Eberhard Lindner 'Facing Reality' Scientific Version of the Farewell Lecture held 11 December 1996 in Karlsruhe' M. Lindner Verlag, 1997. 64 pages
Dr. Eberhard Lindner was a student of Nobel prizewinner for chemistry Karl Ziegler at the Max Planck Institute, Mülheim Ruhr, Germany, and became Professor of Technical Chemistry at Karlsruhe in the 1970s. He taught there for over 44 semesters before his recent retirement. He has written four books embracing the frontiers of science, theology and philosophy, and was the most notable opponent in Germany of the claims made by Holger Kersten and Elmar Gruber in their book The Jesus Conspiracy.
In this his farewell lecture, published in English, Dr. Lindner argues for electron radiation and neutron flux from the body of the man of the Shroud having been responsible for what the eye sees as the Shroud body image. With the utmost scientific rigour he argues for the Shroud being nothing less than an 'eyewitness' of the Resurrection by which the traces of Jesus's physical body were literally 'burnt in' to the surface of the linen. He suggests that the very same event is the only one that could have increased the Shroud's radiocarbon content, and thereby have given a misleadingly younger date when the linen was radiocarbon dated.
David Van Biema, 'Science and the Shroud' major feature in Time magazine, April 20, 1998, pp.50-59
This beautifully-illustrated feature was researched and written with great care, as this Editor can attest from direct dealings with several members of the Time staff who helped put it together, and it was particular felicitous that the face as it appears on the Shroud proper should have been chosen for the magazine cover. Considerable interest concerns the particular colour photo that Time selected, since it is one of those taken by the Italian Gianpaolo Durante at the same time as the High Definition videotaping, shortly after the fire of last year. As evident even from the magazine reproduction, the quality of detail is absolutely superb, and arguably this must represent the new optimum for photos of the Shroud face.

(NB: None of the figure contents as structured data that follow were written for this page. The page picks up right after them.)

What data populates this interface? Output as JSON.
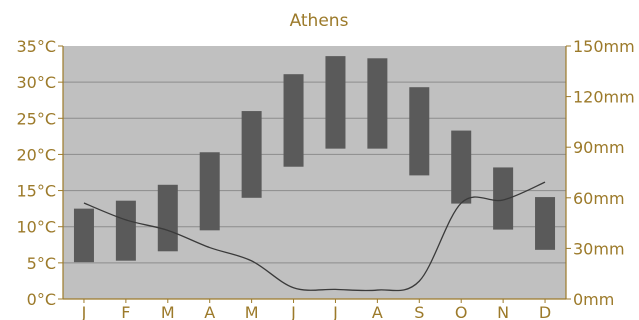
{
  "chart_data": {
    "type": "bar",
    "title": "Athens",
    "categories": [
      "J",
      "F",
      "M",
      "A",
      "M",
      "J",
      "J",
      "A",
      "S",
      "O",
      "N",
      "D"
    ],
    "temperature_range": {
      "unit": "°C",
      "low": [
        5.1,
        5.3,
        6.6,
        9.5,
        14.0,
        18.3,
        20.8,
        20.8,
        17.1,
        13.2,
        9.6,
        6.8
      ],
      "high": [
        12.5,
        13.6,
        15.8,
        20.3,
        26.0,
        31.1,
        33.6,
        33.3,
        29.3,
        23.3,
        18.2,
        14.1
      ]
    },
    "precipitation": {
      "unit": "mm",
      "values": [
        56.9,
        46.9,
        40.7,
        30.5,
        22.6,
        6.7,
        5.7,
        5.3,
        10.6,
        56.9,
        58.7,
        69.3
      ]
    },
    "y_left": {
      "range": [
        0,
        35
      ],
      "ticks": [
        "0°C",
        "5°C",
        "10°C",
        "15°C",
        "20°C",
        "25°C",
        "30°C",
        "35°C"
      ]
    },
    "y_right": {
      "range": [
        0,
        150
      ],
      "ticks": [
        "0mm",
        "30mm",
        "60mm",
        "90mm",
        "120mm",
        "150mm"
      ]
    },
    "grid": true,
    "legend": "none",
    "colors": {
      "plot_background": "#c0c0c0",
      "bar": "#5a5a5a",
      "line": "#3a3a3a",
      "gridline": "#8c8c8c",
      "text": "#9c7a2a"
    }
  }
}
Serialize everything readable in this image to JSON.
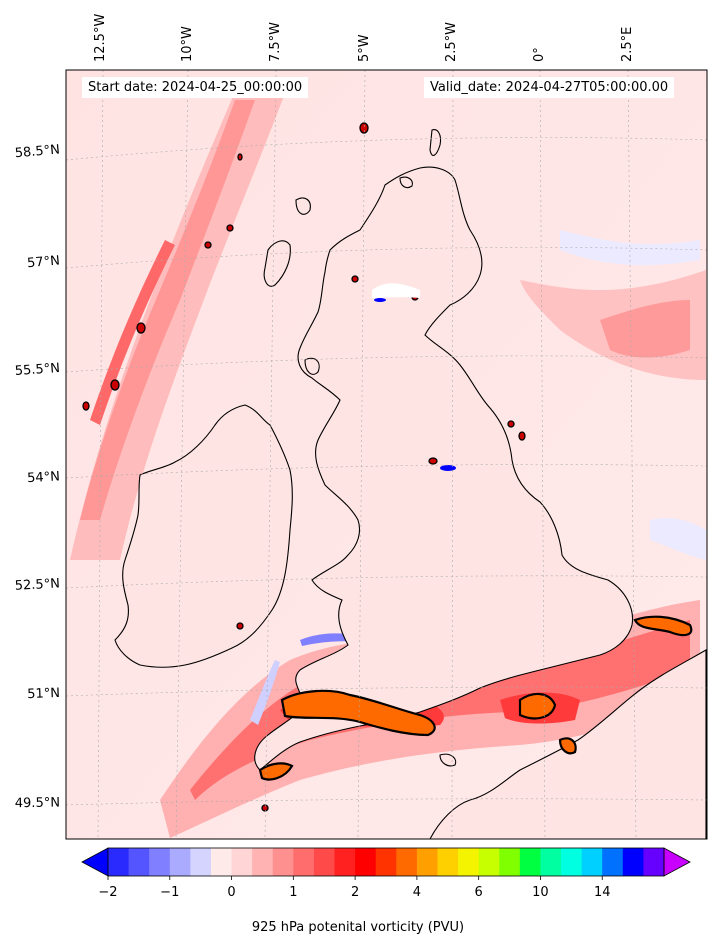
{
  "map": {
    "start_date": "Start date: 2024-04-25_00:00:00",
    "valid_date": "Valid_date: 2024-04-27T05:00:00.00",
    "lon_labels": [
      "12.5°W",
      "10°W",
      "7.5°W",
      "5°W",
      "2.5°W",
      "0°",
      "2.5°E"
    ],
    "lat_labels": [
      "58.5°N",
      "57°N",
      "55.5°N",
      "54°N",
      "52.5°N",
      "51°N",
      "49.5°N"
    ]
  },
  "colorbar": {
    "label": "925 hPa potenital vorticity (PVU)",
    "ticks": [
      "−2",
      "−1",
      "0",
      "1",
      "2",
      "4",
      "6",
      "10",
      "14"
    ],
    "colors": [
      "#0000ff",
      "#2a2aff",
      "#5555ff",
      "#7f7fff",
      "#aaaaff",
      "#d4d4ff",
      "#ffeaea",
      "#ffd5d5",
      "#ffb3b3",
      "#ff9090",
      "#ff6d6d",
      "#ff4a4a",
      "#ff2020",
      "#ff0000",
      "#ff3300",
      "#ff6a00",
      "#ffa000",
      "#ffd000",
      "#f4f400",
      "#c8ff00",
      "#7fff00",
      "#00ff40",
      "#00ffa0",
      "#00ffe0",
      "#00d0ff",
      "#0070ff",
      "#0000ff",
      "#6600ff",
      "#c800ff"
    ],
    "tick_positions": [
      0,
      3,
      6,
      9,
      12,
      15,
      18,
      21,
      24
    ]
  },
  "colors": {
    "background_pv": "#ffe8e8",
    "coast": "#000000",
    "high_pv_contour": "#ff6a00"
  }
}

On p.52 of Time is also reproduced a full-length full-colour view of the Shroud with accompanying explanatory panels that again has to be the best single 'plan' of the Shroud that any publication has produced so far. It is noteworthy that the photography of this is accredited to R.La Russa who, like Durante, is described as of the Commissione Diocesana Sindone Torino. Presumably both photographers will be making prints available in due course, but meanwhile anyone wanting an argument for the the Shroud not being 'cunningly painted' has only to look hard at the Time cover. Could any artist ever have been that subtle?

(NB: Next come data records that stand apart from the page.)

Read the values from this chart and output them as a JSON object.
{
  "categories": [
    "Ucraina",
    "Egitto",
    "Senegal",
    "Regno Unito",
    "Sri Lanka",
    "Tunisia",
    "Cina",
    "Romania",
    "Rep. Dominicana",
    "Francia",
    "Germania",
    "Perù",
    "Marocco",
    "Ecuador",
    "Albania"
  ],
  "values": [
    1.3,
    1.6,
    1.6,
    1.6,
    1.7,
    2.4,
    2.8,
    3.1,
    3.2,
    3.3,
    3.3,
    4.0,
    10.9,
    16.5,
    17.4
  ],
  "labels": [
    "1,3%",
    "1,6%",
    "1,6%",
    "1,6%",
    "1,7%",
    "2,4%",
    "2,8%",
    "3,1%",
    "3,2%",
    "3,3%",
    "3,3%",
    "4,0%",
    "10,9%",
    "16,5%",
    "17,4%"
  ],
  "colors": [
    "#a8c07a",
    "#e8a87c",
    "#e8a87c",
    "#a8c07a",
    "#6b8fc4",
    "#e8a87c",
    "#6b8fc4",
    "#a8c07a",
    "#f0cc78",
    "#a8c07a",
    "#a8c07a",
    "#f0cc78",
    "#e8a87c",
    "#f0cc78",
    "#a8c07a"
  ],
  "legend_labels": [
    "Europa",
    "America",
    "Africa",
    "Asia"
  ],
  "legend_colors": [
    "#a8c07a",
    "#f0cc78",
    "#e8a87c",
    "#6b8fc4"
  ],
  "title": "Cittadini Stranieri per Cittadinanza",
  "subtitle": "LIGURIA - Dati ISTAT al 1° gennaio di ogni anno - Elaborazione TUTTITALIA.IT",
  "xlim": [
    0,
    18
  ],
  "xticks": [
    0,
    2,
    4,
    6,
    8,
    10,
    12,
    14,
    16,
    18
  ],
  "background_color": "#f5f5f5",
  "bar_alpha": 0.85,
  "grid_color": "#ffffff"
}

The Time text is also a model of fairness and good balance, making clear that Professor Stephen Mattingly of the University of Texas Health Science Center still upholds the presence of a so-called bioplastic coating' on the Shroud, and the view that this may have seriously interfered with the radiocarbon dating. But as the article also rightly makes clear, Dr. Garza-Valdes, the originator of the coating's discovery, is now straying along some rather questionable paths down which not all Shroud supporters may care to follow him.

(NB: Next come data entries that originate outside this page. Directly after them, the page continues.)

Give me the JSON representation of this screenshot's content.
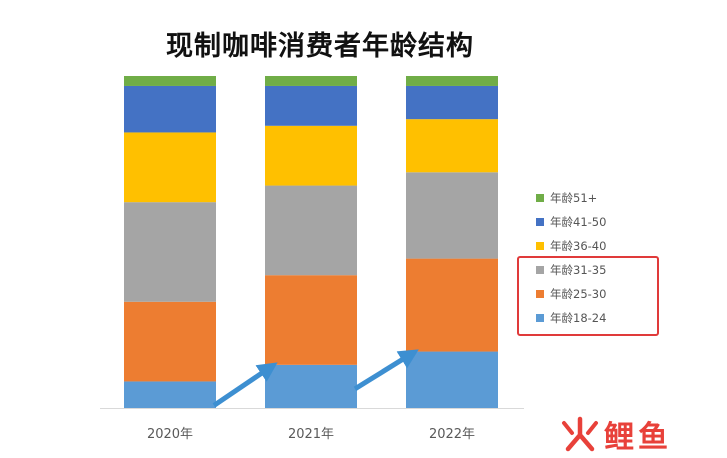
{
  "chart_data": {
    "type": "bar",
    "stacked": true,
    "title": "现制咖啡消费者年龄结构",
    "xlabel": "",
    "ylabel": "",
    "categories": [
      "2020年",
      "2021年",
      "2022年"
    ],
    "ylim": [
      0,
      100
    ],
    "grid": false,
    "legend_position": "right",
    "series": [
      {
        "name": "年龄18-24",
        "color": "#5b9bd5",
        "values": [
          8,
          13,
          17
        ]
      },
      {
        "name": "年龄25-30",
        "color": "#ed7d31",
        "values": [
          24,
          27,
          28
        ]
      },
      {
        "name": "年龄31-35",
        "color": "#a5a5a5",
        "values": [
          30,
          27,
          26
        ]
      },
      {
        "name": "年龄36-40",
        "color": "#ffc000",
        "values": [
          21,
          18,
          16
        ]
      },
      {
        "name": "年龄41-50",
        "color": "#4472c4",
        "values": [
          14,
          12,
          10
        ]
      },
      {
        "name": "年龄51+",
        "color": "#70ad47",
        "values": [
          3,
          3,
          3
        ]
      }
    ],
    "annotations": [
      {
        "type": "arrow",
        "from_category": "2020年",
        "to_category": "2021年",
        "series": "年龄18-24"
      },
      {
        "type": "arrow",
        "from_category": "2021年",
        "to_category": "2022年",
        "series": "年龄18-24"
      }
    ]
  },
  "colors": {
    "arrow": "#3d8fd1",
    "highlight_box": "#e03a3a",
    "axis": "#d9d9d9",
    "logo": "#e8413a"
  },
  "logo": {
    "text": "鲤鱼",
    "icon": "fire-icon"
  }
}
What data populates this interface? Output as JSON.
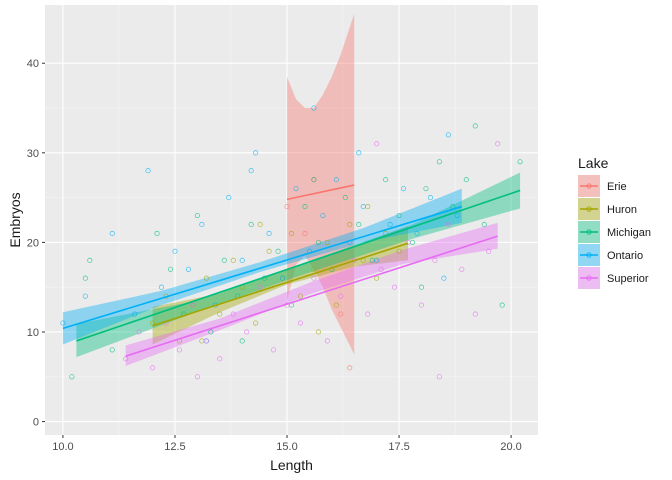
{
  "chart_data": {
    "type": "scatter",
    "xlabel": "Length",
    "ylabel": "Embryos",
    "xlim": [
      9.6,
      20.6
    ],
    "ylim": [
      -1.5,
      46.5
    ],
    "x_ticks": [
      10.0,
      12.5,
      15.0,
      17.5,
      20.0
    ],
    "x_tick_labels": [
      "10.0",
      "12.5",
      "15.0",
      "17.5",
      "20.0"
    ],
    "y_ticks": [
      0,
      10,
      20,
      30,
      40
    ],
    "y_tick_labels": [
      "0",
      "10",
      "20",
      "30",
      "40"
    ],
    "grid": true,
    "legend": {
      "title": "Lake",
      "placement": "right"
    },
    "series": [
      {
        "name": "Erie",
        "color": "#F8766D",
        "fit": {
          "x": [
            15.0,
            16.5
          ],
          "y": [
            24.8,
            26.4
          ]
        },
        "band": {
          "x": [
            15.0,
            15.2,
            15.4,
            15.6,
            15.8,
            16.0,
            16.2,
            16.5
          ],
          "lower": [
            13.5,
            17.5,
            18.5,
            17.0,
            15.0,
            12.5,
            10.5,
            7.5
          ],
          "upper": [
            38.5,
            36.0,
            35.0,
            35.0,
            36.5,
            38.5,
            41.0,
            45.5
          ]
        },
        "points": [
          [
            15.0,
            24.0
          ],
          [
            15.4,
            21.0
          ],
          [
            15.6,
            27.0
          ],
          [
            16.2,
            12.0
          ],
          [
            16.4,
            6.0
          ]
        ]
      },
      {
        "name": "Huron",
        "color": "#A3A500",
        "fit": {
          "x": [
            12.0,
            17.7
          ],
          "y": [
            10.7,
            19.9
          ]
        },
        "band": {
          "x": [
            12.0,
            13.5,
            15.0,
            16.5,
            17.7
          ],
          "lower": [
            8.6,
            12.2,
            15.3,
            17.3,
            18.0
          ],
          "upper": [
            12.8,
            14.3,
            17.0,
            19.6,
            21.8
          ]
        },
        "points": [
          [
            12.0,
            11.0
          ],
          [
            12.3,
            14.0
          ],
          [
            12.6,
            9.0
          ],
          [
            12.9,
            13.0
          ],
          [
            13.2,
            16.0
          ],
          [
            13.5,
            12.0
          ],
          [
            13.8,
            18.0
          ],
          [
            14.0,
            15.0
          ],
          [
            14.3,
            11.0
          ],
          [
            14.6,
            19.0
          ],
          [
            14.9,
            16.0
          ],
          [
            15.1,
            21.0
          ],
          [
            15.3,
            14.0
          ],
          [
            15.6,
            17.0
          ],
          [
            15.9,
            20.0
          ],
          [
            16.1,
            13.0
          ],
          [
            16.4,
            22.0
          ],
          [
            16.7,
            18.0
          ],
          [
            17.0,
            16.0
          ],
          [
            17.2,
            21.0
          ],
          [
            17.5,
            19.0
          ],
          [
            13.1,
            9.0
          ],
          [
            14.4,
            22.0
          ],
          [
            15.7,
            10.0
          ],
          [
            16.8,
            24.0
          ]
        ]
      },
      {
        "name": "Michigan",
        "color": "#00BF7D",
        "fit": {
          "x": [
            10.3,
            20.2
          ],
          "y": [
            9.0,
            25.8
          ]
        },
        "band": {
          "x": [
            10.3,
            12.8,
            15.3,
            17.8,
            20.2
          ],
          "lower": [
            7.2,
            11.9,
            16.3,
            20.4,
            23.8
          ],
          "upper": [
            10.9,
            13.3,
            17.6,
            22.0,
            27.8
          ]
        },
        "points": [
          [
            10.2,
            5.0
          ],
          [
            10.5,
            16.0
          ],
          [
            10.6,
            18.0
          ],
          [
            11.1,
            8.0
          ],
          [
            12.1,
            21.0
          ],
          [
            12.4,
            17.0
          ],
          [
            12.7,
            12.0
          ],
          [
            13.0,
            23.0
          ],
          [
            13.3,
            10.0
          ],
          [
            13.6,
            18.0
          ],
          [
            13.9,
            14.0
          ],
          [
            14.2,
            22.0
          ],
          [
            14.5,
            16.0
          ],
          [
            14.8,
            19.0
          ],
          [
            15.1,
            13.0
          ],
          [
            15.4,
            24.0
          ],
          [
            15.7,
            20.0
          ],
          [
            16.0,
            17.0
          ],
          [
            16.3,
            25.0
          ],
          [
            16.6,
            22.0
          ],
          [
            16.9,
            18.0
          ],
          [
            17.2,
            27.0
          ],
          [
            17.5,
            23.0
          ],
          [
            17.8,
            20.0
          ],
          [
            18.1,
            26.0
          ],
          [
            18.4,
            29.0
          ],
          [
            18.7,
            24.0
          ],
          [
            19.0,
            27.0
          ],
          [
            19.2,
            33.0
          ],
          [
            19.4,
            22.0
          ],
          [
            19.8,
            13.0
          ],
          [
            20.2,
            29.0
          ],
          [
            18.0,
            15.0
          ],
          [
            15.6,
            27.0
          ],
          [
            14.0,
            9.0
          ]
        ]
      },
      {
        "name": "Ontario",
        "color": "#00B0F6",
        "fit": {
          "x": [
            10.0,
            18.9
          ],
          "y": [
            10.4,
            24.0
          ]
        },
        "band": {
          "x": [
            10.0,
            12.2,
            14.4,
            16.7,
            18.9
          ],
          "lower": [
            8.6,
            13.0,
            16.7,
            20.0,
            22.2
          ],
          "upper": [
            12.2,
            14.6,
            17.8,
            21.6,
            26.0
          ]
        },
        "points": [
          [
            10.0,
            11.0
          ],
          [
            10.5,
            14.0
          ],
          [
            11.1,
            21.0
          ],
          [
            11.6,
            12.0
          ],
          [
            11.9,
            28.0
          ],
          [
            12.2,
            15.0
          ],
          [
            12.5,
            19.0
          ],
          [
            12.8,
            17.0
          ],
          [
            13.1,
            22.0
          ],
          [
            13.4,
            13.0
          ],
          [
            13.7,
            25.0
          ],
          [
            14.0,
            18.0
          ],
          [
            14.2,
            28.0
          ],
          [
            14.3,
            30.0
          ],
          [
            14.6,
            21.0
          ],
          [
            14.9,
            16.0
          ],
          [
            15.2,
            26.0
          ],
          [
            15.5,
            19.0
          ],
          [
            15.8,
            23.0
          ],
          [
            16.1,
            27.0
          ],
          [
            16.4,
            20.0
          ],
          [
            16.7,
            24.0
          ],
          [
            17.0,
            18.0
          ],
          [
            17.3,
            22.0
          ],
          [
            17.6,
            26.0
          ],
          [
            17.9,
            21.0
          ],
          [
            18.2,
            25.0
          ],
          [
            18.5,
            16.0
          ],
          [
            18.8,
            23.0
          ],
          [
            15.6,
            35.0
          ],
          [
            16.6,
            30.0
          ],
          [
            13.2,
            9.0
          ],
          [
            18.6,
            32.0
          ]
        ]
      },
      {
        "name": "Superior",
        "color": "#E76BF3",
        "fit": {
          "x": [
            11.4,
            19.7
          ],
          "y": [
            7.3,
            20.7
          ]
        },
        "band": {
          "x": [
            11.4,
            13.5,
            15.5,
            17.6,
            19.7
          ],
          "lower": [
            6.2,
            10.2,
            14.2,
            17.6,
            19.3
          ],
          "upper": [
            8.5,
            11.5,
            15.5,
            19.2,
            22.2
          ]
        },
        "points": [
          [
            11.4,
            7.0
          ],
          [
            11.7,
            10.0
          ],
          [
            12.0,
            6.0
          ],
          [
            12.3,
            11.0
          ],
          [
            12.6,
            8.0
          ],
          [
            12.9,
            13.0
          ],
          [
            13.2,
            9.0
          ],
          [
            13.5,
            7.0
          ],
          [
            13.8,
            12.0
          ],
          [
            14.1,
            10.0
          ],
          [
            14.4,
            15.0
          ],
          [
            14.7,
            8.0
          ],
          [
            15.0,
            13.0
          ],
          [
            15.3,
            11.0
          ],
          [
            15.6,
            16.0
          ],
          [
            15.9,
            9.0
          ],
          [
            16.2,
            14.0
          ],
          [
            16.5,
            18.0
          ],
          [
            16.8,
            12.0
          ],
          [
            17.1,
            17.0
          ],
          [
            17.4,
            15.0
          ],
          [
            17.7,
            20.0
          ],
          [
            18.0,
            13.0
          ],
          [
            18.3,
            18.0
          ],
          [
            18.6,
            22.0
          ],
          [
            18.9,
            17.0
          ],
          [
            19.2,
            12.0
          ],
          [
            19.5,
            19.0
          ],
          [
            19.7,
            31.0
          ],
          [
            17.0,
            31.0
          ],
          [
            18.4,
            5.0
          ],
          [
            13.0,
            5.0
          ]
        ]
      }
    ]
  }
}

[Editor's note. Because of the flood of recent publications and articles, it has been impossible to report on all of them in this issue. For instance, the new journal Approfondimento Sindone, featuring articles in both English and Italian by opponents as well as proponents of the Shroud's authenticity, continues to go from strength to strength, likewise the CIELT Revue Internationale du Linceul de Turin. Emanuela Marinelli and Orazio Petrosilo have also recently brought out a much updated edition of their La Sindone, Storia di Un Enigma first published in 1990. And the 28 February issue of the Catholic periodical The Tablet included an article 'The cult of the Shroud' by former BSTS General Secretary the Revd. David Sox. Several reviews have therefore been held over until the next issue.]